Si inaugura oggi ufficialmente a Roma, Maker Faire, il più importante salone internazionale delle innovazioni tecnologiche, che si svolge in edizione virtuale dal 10 al 13 dicembre.

Una vetrina importantissima per concepire il futuro rispettando i paradigmi etici e sostenibili che fanno da guida anche nell’ambito dell’agenda 2030. La pandemia ci ha insegnato a ripensare il modo di fare impresa, a cambiare e ad essere resilienti per produrre valore per se’, per gli altri e mettere in circolo il bene più prezioso: la fiducia.

Anche la nuova puntata di AD Maiora – pillole di resilienza curata dalla giornalista Deborah Annolino per AD Communications, approfondisce proprio queste tematiche in relazione alle aziende chiamate ad essere sostenibili e innovative con l’esempio dell ‘ Associazione per la RSI . Ancora una volta sono i 17 obiettivi di #Agenda2030 di ASviS – Alleanza Italiana per lo Sviluppo Sostenibile i punti da perseguire per contribuire al benessere di tutti, aziende cittadini, biodiversità.

Innovazione al servizio dell’ambiente

Altro esempio green, internazionale ma dal cuore marchigiano è  ICA, il gruppo industriale italiano conosciuto in tutto il mondo per l’innovazione nelle vernici per legno e vetro, ha fatto dello sviluppo sostenibile la sua cifra stilistica. Puntare allo sviluppo sostenibile significa non solo garantire alle persone qualità, sicurezza e salute, ma anche valorizzare l’ambiente. Ne abbiamo parlato anche su Scrivania Creativa , ICA è stata tra i protagonisti della ripartenza accanto alle scuole contribuendo alla realizzazione del Banchetto Piano, un progetto del Gruppo Zordan, che permette di incrementare la disponibilità di banchi per gli studenti.

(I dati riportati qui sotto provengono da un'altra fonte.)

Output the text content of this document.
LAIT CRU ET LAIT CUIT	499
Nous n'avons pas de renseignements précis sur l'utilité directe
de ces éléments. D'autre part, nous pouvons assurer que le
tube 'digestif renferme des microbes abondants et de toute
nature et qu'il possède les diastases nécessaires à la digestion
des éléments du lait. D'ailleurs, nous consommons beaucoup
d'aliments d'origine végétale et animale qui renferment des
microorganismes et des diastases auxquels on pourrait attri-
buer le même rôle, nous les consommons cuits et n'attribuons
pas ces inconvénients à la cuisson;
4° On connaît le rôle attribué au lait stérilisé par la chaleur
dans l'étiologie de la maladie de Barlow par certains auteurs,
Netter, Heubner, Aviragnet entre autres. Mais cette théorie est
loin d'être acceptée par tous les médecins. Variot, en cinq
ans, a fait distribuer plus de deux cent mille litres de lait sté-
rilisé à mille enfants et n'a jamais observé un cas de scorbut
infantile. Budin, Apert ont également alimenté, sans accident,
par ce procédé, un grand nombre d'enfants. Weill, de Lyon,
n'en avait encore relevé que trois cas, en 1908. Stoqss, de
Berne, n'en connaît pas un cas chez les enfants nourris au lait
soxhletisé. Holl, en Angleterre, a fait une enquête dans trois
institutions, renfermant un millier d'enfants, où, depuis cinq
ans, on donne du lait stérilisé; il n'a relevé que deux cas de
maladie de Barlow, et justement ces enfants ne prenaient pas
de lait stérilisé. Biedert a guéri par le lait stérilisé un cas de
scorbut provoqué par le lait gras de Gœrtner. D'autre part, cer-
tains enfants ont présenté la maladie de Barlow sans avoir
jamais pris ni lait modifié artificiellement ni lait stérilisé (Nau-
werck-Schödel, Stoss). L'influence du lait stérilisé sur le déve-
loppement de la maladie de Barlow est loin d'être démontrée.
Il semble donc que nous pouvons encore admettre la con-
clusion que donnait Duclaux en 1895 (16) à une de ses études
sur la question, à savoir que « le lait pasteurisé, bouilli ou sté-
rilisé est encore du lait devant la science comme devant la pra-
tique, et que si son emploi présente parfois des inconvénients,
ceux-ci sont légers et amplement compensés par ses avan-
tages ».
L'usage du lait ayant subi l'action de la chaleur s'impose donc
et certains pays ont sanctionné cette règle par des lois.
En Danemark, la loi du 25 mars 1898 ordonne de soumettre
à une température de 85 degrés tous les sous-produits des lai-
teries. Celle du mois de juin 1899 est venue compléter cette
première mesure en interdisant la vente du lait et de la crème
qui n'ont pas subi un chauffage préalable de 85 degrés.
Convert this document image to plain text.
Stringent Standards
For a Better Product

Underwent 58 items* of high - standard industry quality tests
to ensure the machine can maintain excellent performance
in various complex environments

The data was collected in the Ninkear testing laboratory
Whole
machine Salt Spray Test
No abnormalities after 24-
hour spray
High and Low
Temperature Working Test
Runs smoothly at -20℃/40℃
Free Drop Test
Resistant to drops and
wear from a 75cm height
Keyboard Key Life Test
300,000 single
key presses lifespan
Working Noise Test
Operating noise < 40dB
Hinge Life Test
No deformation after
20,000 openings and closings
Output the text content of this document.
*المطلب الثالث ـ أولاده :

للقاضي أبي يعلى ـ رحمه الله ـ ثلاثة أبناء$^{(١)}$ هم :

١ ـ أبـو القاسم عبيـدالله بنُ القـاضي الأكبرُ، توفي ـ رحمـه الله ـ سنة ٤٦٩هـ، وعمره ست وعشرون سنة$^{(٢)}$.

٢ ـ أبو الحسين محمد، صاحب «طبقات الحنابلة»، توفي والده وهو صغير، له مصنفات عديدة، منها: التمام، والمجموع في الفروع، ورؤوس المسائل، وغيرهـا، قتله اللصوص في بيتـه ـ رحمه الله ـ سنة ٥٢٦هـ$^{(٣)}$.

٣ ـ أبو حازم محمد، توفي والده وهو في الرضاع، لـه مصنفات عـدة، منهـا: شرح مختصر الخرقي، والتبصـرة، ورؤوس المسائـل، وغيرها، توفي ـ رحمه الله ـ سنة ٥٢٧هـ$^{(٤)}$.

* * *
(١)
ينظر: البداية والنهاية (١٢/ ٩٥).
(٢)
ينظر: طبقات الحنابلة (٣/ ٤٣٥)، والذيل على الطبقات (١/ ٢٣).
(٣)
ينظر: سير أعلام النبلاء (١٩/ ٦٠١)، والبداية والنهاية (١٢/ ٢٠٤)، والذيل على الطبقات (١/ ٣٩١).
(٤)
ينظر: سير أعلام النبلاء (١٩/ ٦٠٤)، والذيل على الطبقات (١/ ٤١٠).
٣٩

Questi prodotti all’avanguardia mostrano ulteriormente la sensibilità di ICA verso le
persone, in questo caso bambini e ragazzi, offrendo garanzia di massima pulizia e igiene,
in un periodo caratterizzato dall’emergenza sanitaria a causa del Coronavirus.

Il progetto è libero e disponibile per tutti i territori che volessero imitare il Piano. Inoltre,
questa iniziativa risponde ad almeno quattro degli obiettivi dell’Agenda ONU 2030: se il
modello rigenerativo viene replicato l’effetto si amplificherà, così come il guadagno in
termini di benefici comuni.

Imprese, università, ricercatori, enti locali, giornalisti: tutti sono chiamati ad interrogarsi in che la tecnologia possa diventare più umana rendendo sempre meno impattante la presenza dell’uomo nei confronti dell’ambiente nella ricerca di una nuova armonia, un nuovo equilibrio.